Funding to support the Marine Biological Laboratory macrophyte data collection was provided by Woods Hole Sea Grant. This research was funded by a WHOI Independent Research and Development grant.
Authors: Matthew H. Long1 and Jordan W. Mora2,3
1Marine Chemistry and Geochemistry Department, Woods Hole Oceanographic Institution, Woods Hole, MA, USA
2Waquoit Bay National Estuarine Research Reserve, Waquoit, MA, USA
3Association to Preserve Cape Cod, Dennis, MA, USA
About Woods Hole Oceanographic Institution
The Woods Hole Oceanographic Institution (WHOI) is a private, non-profit organization on Cape Cod, Massachusetts, dedicated to marine research, engineering, and higher education. Established in 1930, its primary mission is to understand the ocean and its interaction with the Earth as a whole, and to communicate an understanding of the ocean’s role in the changing global environment. WHOI’s pioneering discoveries stem from an ideal combination of science and engineering—one that has made it one of the most trusted and technically advanced leaders in basic and applied ocean research and exploration anywhere. WHOI is known for its multidisciplinary approach, superior ship operations, and unparalleled deep-sea robotics capabilities. We play a leading role in ocean observation and operate the most extensive suite of data-gathering platforms in the world. Top scientists, engineers, and students collaborate on more than 800 concurrent projects worldwide—both above and below the waves—pushing the boundaries of knowledge and possibility. For more information, please visit: www.whoi.edu
- That disruption to Waquoit Bay’s ecosystem presents broad concerns about the fate of coastal estuaries worldwide.

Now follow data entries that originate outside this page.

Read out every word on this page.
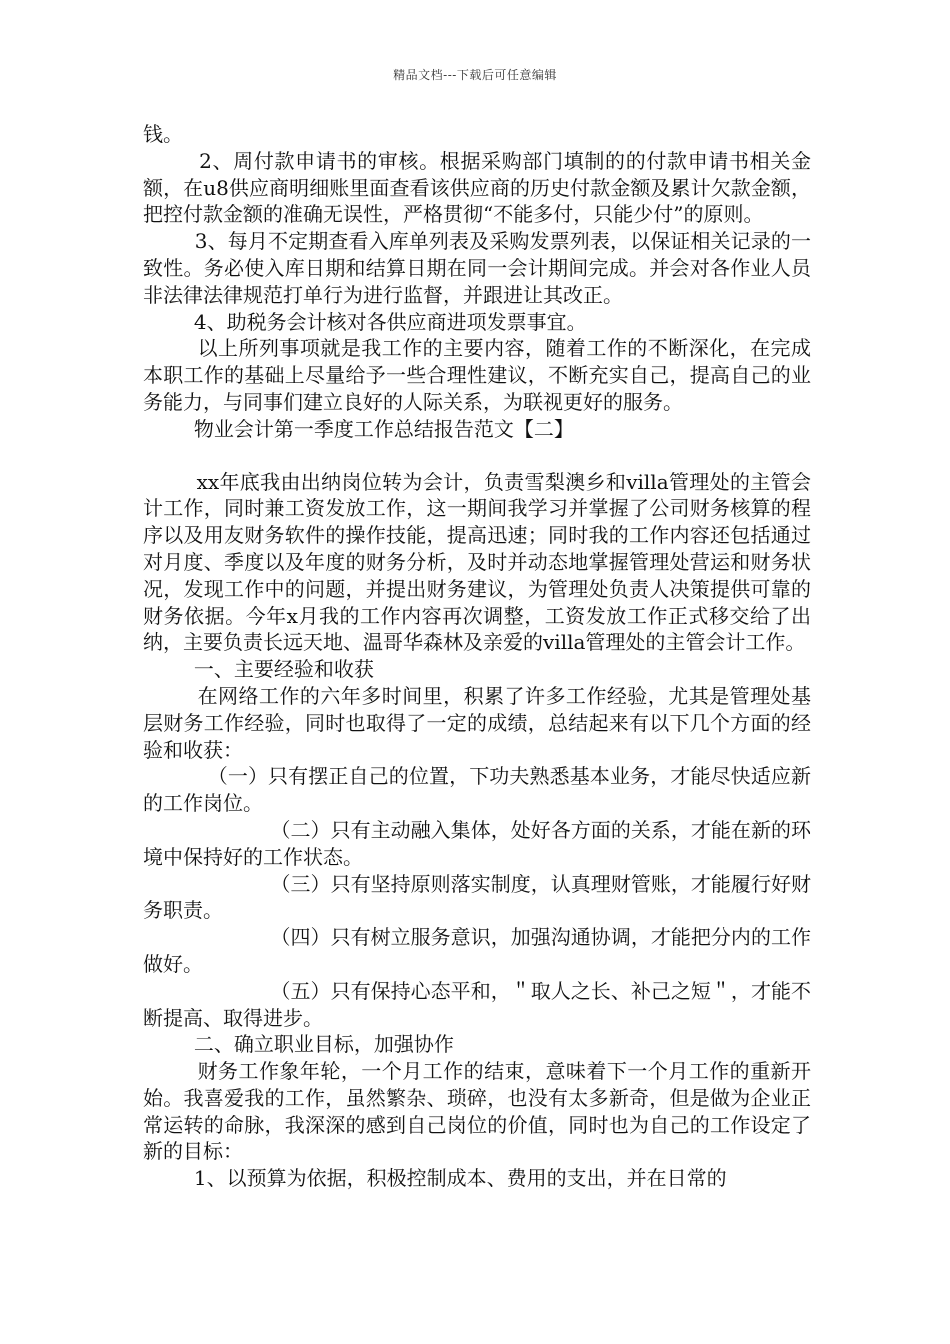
精品文档---下载后可任意编辑

钱。

2、周付款申请书的审核。根据采购部门填制的的付款申请书相关金额，在u8供应商明细账里面查看该供应商的历史付款金额及累计欠款金额，把控付款金额的准确无误性，严格贯彻“不能多付，只能少付”的原则。

3、每月不定期查看入库单列表及采购发票列表，以保证相关记录的一致性。务必使入库日期和结算日期在同一会计期间完成。并会对各作业人员非法律法律规范打单行为进行监督，并跟进让其改正。

4、助税务会计核对各供应商进项发票事宜。

以上所列事项就是我工作的主要内容，随着工作的不断深化，在完成本职工作的基础上尽量给予一些合理性建议，不断充实自己，提高自己的业务能力，与同事们建立良好的人际关系，为联视更好的服务。

物业会计第一季度工作总结报告范文【二】

xx年底我由出纳岗位转为会计，负责雪梨澳乡和villa管理处的主管会计工作，同时兼工资发放工作，这一期间我学习并掌握了公司财务核算的程序以及用友财务软件的操作技能，提高迅速；同时我的工作内容还包括通过对月度、季度以及年度的财务分析，及时并动态地掌握管理处营运和财务状况，发现工作中的问题，并提出财务建议，为管理处负责人决策提供可靠的财务依据。今年x月我的工作内容再次调整，工资发放工作正式移交给了出纳，主要负责长远天地、温哥华森林及亲爱的villa管理处的主管会计工作。

一、主要经验和收获

在网络工作的六年多时间里，积累了许多工作经验，尤其是管理处基层财务工作经验，同时也取得了一定的成绩，总结起来有以下几个方面的经验和收获：

（一）只有摆正自己的位置，下功夫熟悉基本业务，才能尽快适应新的工作岗位。

（二）只有主动融入集体，处好各方面的关系，才能在新的环境中保持好的工作状态。

（三）只有坚持原则落实制度，认真理财管账，才能履行好财务职责。

（四）只有树立服务意识，加强沟通协调，才能把分内的工作做好。

（五）只有保持心态平和，＂取人之长、补己之短＂，才能不断提高、取得进步。

二、确立职业目标，加强协作

财务工作象年轮，一个月工作的结束，意味着下一个月工作的重新开始。我喜爱我的工作，虽然繁杂、琐碎，也没有太多新奇，但是做为企业正常运转的命脉，我深深的感到自己岗位的价值，同时也为自己的工作设定了新的目标：

1、以预算为依据，积极控制成本、费用的支出，并在日常的
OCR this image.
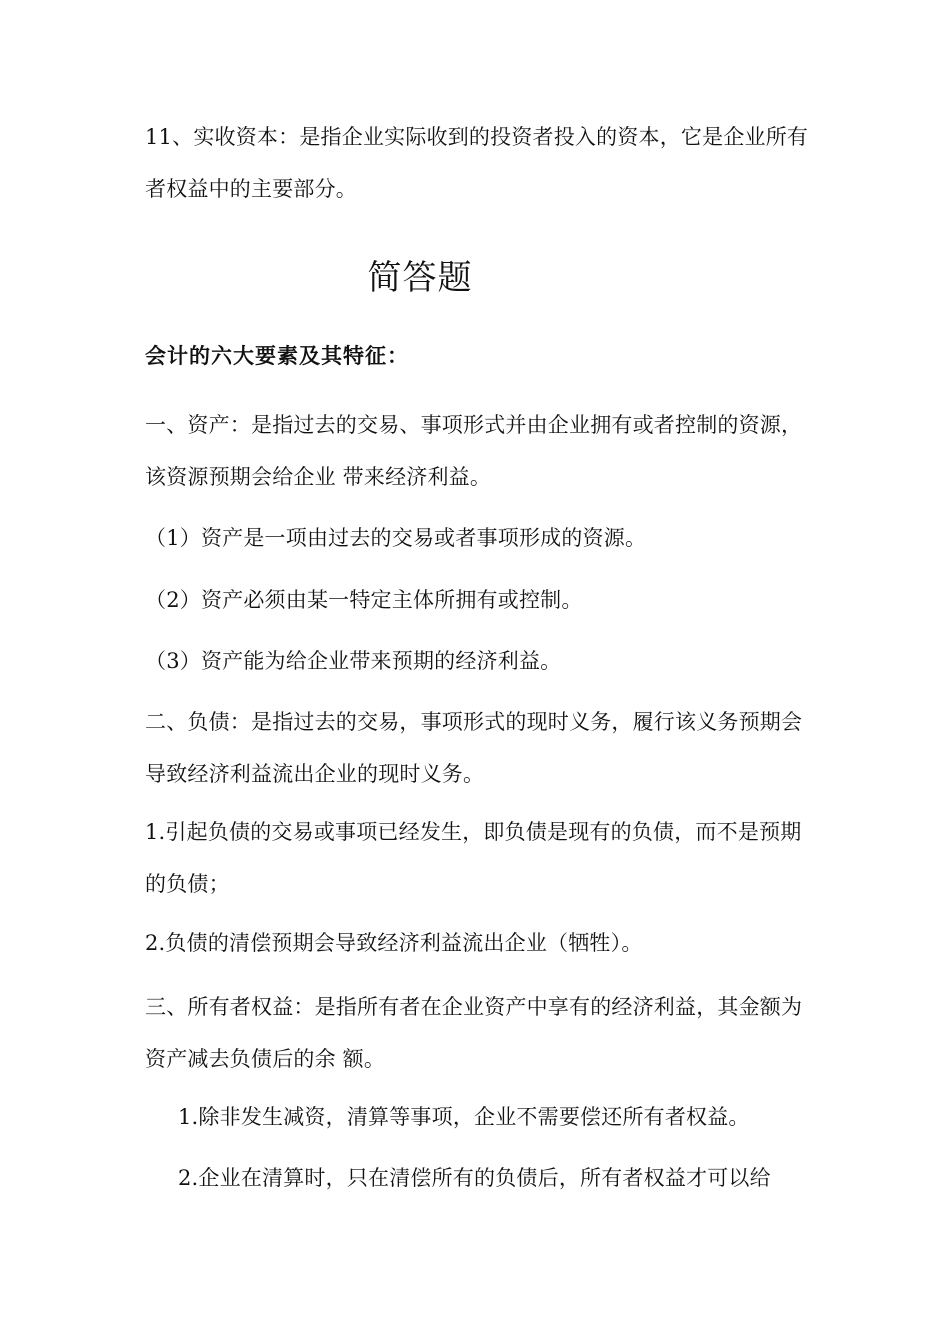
11、实收资本：是指企业实际收到的投资者投入的资本，它是企业所有者权益中的主要部分。

简答题
会计的六大要素及其特征：

一、资产：是指过去的交易、事项形式并由企业拥有或者控制的资源，该资源预期会给企业 带来经济利益。

（1）资产是一项由过去的交易或者事项形成的资源。

（2）资产必须由某一特定主体所拥有或控制。

（3）资产能为给企业带来预期的经济利益。

二、负债：是指过去的交易，事项形式的现时义务，履行该义务预期会导致经济利益流出企业的现时义务。

1.引起负债的交易或事项已经发生，即负债是现有的负债，而不是预期的负债；

2.负债的清偿预期会导致经济利益流出企业（牺牲）。

三、所有者权益：是指所有者在企业资产中享有的经济利益，其金额为资产减去负债后的余 额。

1.除非发生减资，清算等事项，企业不需要偿还所有者权益。

2.企业在清算时，只在清偿所有的负债后，所有者权益才可以给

- The water quality and overall health of estuaries continue to degrade due to excess nutrients from leaching septic systems, agricultural runoff, and other anthropogenic sources. In addition, warming water temperatures from climate change, particularly in the northeastern United States, exacerbates the nitrogen loading problem by further reducing dissolved oxygen levels and accelerating respiration rates.
- Researchers analyzed 75 years’ worth of local environmental monitoring data to find out what has happened to the estuary. They point to the importance of tapping into and analyzing long-term monitoring data to better understand the changes to Waquoit Bay and potentially to other estuaries as well.
- “Let's not lose the seagrass meadows and the carbon sequestration that we already have in place, and let's actively maintain and restore seagrass meadows. With the loss of seagrass meadows, such as what we've seen in Waquoit Bay, we're actively releasing that carbon back to the atmosphere.”